Jebanasam is UK-based composer and dubstep producer. Responsible for the Transformers 3 trailer music and the Moving Ninja catalog, he returns now with the solo debut Rites, a thing that seethes with such adrenal tension that not only should you avoid any heavy machinery, the heavy machinery should avoid you. The album is lightning-cracks-at-the-boots good, a work of art that somehow manages beauty and shadowcasting in equal doses. Rites is noisy, powerful, brooding, alive, and better than the St. John recording.  That previous release may have been performed in the 14-century Bristol church, but it is the current release that rises to such aesthetic and psychological heights.

Compositions are unobtrusively titled Rites I through V, and tracks run anywhere from five to ten minutes.
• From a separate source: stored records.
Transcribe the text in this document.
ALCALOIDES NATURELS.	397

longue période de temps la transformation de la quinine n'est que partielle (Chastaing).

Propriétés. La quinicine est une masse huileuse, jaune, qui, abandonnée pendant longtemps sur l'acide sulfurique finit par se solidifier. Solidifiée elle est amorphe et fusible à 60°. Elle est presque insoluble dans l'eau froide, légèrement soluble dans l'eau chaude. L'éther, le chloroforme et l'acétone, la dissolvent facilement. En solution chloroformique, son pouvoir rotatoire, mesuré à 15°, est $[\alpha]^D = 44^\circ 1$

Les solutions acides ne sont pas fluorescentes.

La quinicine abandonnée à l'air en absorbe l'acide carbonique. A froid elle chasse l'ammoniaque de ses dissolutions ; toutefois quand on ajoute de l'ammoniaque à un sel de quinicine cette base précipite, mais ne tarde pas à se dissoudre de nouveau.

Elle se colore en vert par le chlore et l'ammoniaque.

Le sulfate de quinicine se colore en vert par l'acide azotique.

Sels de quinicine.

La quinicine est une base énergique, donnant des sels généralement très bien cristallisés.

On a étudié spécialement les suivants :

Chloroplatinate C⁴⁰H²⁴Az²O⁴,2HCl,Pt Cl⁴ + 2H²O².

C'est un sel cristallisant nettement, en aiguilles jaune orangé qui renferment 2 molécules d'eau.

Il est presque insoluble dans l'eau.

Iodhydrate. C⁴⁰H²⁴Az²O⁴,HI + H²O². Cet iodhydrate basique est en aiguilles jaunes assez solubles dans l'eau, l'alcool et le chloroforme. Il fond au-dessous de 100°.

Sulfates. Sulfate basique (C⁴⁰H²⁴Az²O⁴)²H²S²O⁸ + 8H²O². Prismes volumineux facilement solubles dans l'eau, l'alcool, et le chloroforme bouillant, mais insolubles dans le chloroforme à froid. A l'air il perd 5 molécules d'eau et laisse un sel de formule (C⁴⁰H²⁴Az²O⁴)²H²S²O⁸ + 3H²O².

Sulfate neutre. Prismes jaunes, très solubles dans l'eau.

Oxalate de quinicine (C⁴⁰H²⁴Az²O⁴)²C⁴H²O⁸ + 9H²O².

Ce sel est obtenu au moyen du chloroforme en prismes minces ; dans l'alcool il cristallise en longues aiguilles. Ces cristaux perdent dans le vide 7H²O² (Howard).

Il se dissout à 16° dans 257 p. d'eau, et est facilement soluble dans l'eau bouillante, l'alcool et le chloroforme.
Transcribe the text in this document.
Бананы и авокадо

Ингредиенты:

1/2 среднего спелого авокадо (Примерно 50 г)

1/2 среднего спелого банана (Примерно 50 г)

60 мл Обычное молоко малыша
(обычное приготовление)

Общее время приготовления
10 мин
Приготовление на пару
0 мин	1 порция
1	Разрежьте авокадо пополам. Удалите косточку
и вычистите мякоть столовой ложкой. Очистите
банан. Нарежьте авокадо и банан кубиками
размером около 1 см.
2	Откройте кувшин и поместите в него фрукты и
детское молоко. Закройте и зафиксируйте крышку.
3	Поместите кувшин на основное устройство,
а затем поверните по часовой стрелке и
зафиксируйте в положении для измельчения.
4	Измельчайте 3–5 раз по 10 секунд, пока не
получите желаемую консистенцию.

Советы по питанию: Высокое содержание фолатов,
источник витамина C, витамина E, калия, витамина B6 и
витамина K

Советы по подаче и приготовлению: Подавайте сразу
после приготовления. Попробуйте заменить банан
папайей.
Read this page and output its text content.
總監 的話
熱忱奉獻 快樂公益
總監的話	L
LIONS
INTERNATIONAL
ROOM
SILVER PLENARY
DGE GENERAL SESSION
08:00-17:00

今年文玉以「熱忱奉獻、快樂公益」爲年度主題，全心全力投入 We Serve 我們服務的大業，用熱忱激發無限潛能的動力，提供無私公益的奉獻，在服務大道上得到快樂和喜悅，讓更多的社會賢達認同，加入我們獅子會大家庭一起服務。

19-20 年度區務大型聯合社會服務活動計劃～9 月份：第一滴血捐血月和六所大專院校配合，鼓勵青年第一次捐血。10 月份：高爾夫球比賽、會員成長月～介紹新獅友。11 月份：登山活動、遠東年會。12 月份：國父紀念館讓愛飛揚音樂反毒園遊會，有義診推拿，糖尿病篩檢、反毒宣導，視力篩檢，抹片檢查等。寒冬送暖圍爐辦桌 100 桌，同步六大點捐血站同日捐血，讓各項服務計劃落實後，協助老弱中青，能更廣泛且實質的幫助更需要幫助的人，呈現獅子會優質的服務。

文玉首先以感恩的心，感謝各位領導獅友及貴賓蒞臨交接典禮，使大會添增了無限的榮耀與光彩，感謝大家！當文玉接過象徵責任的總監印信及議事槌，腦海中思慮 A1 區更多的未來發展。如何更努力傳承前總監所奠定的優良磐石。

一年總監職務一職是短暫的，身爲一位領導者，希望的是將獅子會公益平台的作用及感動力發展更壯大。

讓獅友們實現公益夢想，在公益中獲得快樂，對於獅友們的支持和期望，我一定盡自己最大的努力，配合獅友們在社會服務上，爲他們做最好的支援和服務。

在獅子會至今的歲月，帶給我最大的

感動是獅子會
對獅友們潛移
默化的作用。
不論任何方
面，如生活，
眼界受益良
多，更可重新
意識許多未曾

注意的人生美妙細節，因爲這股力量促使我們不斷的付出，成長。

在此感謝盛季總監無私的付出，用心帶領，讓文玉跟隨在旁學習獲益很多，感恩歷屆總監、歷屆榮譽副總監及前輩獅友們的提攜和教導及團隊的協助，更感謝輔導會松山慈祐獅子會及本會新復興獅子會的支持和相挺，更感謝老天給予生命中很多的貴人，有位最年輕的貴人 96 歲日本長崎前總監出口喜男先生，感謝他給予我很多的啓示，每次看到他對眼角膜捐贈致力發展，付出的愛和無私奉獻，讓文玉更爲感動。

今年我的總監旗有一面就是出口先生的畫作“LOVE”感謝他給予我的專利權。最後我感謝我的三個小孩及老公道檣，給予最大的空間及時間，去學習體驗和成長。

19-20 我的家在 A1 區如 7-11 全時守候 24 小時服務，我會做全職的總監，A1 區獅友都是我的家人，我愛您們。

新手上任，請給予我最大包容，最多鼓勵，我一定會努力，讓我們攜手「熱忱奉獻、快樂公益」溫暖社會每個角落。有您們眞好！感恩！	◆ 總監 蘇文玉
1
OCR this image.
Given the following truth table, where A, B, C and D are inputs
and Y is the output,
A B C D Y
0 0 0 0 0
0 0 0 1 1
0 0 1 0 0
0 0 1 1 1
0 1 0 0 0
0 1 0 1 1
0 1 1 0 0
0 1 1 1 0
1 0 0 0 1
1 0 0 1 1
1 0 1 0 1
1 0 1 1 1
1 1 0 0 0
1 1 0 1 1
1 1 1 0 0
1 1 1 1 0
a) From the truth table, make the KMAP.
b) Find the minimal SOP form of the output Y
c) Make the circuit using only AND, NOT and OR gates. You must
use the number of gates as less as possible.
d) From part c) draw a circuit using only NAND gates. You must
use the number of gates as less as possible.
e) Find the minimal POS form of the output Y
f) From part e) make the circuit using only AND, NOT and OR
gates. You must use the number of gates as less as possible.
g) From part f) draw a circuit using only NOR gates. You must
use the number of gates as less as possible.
The spectrum is established in the opening two movements, by the sunbleached choral ambient of Rites I and the sinister, clamorous march of Rites II. It may be odd for an artist best known for his beats, but Jebanasam leaves the deepest mark when the processing lifts and acoustic instruments come into view. The shriek of strings and the thud of percussion closing Rites II is the first truly exhilarating moment of the album, and the cleaving string section of Rites III is the second (St. John featured viol, viola and violin, so there is no telling what real-wood equipment is squinting across the drones and textures and distance).

Rites IV is the longest track, clocking in at just over ten minutes with flashes of distorted guitar, the crack of a single drum, and a morose, cinematic melody. The album highlight is likely Rites III (for two different answers, ask again tomorrow then again the day after). Its reedy sadness and deranged horsehair resolution are remarkable, and scarring. Rites is available now in 12″ vinyl and digital formats, courtesy of Subtext Recordings.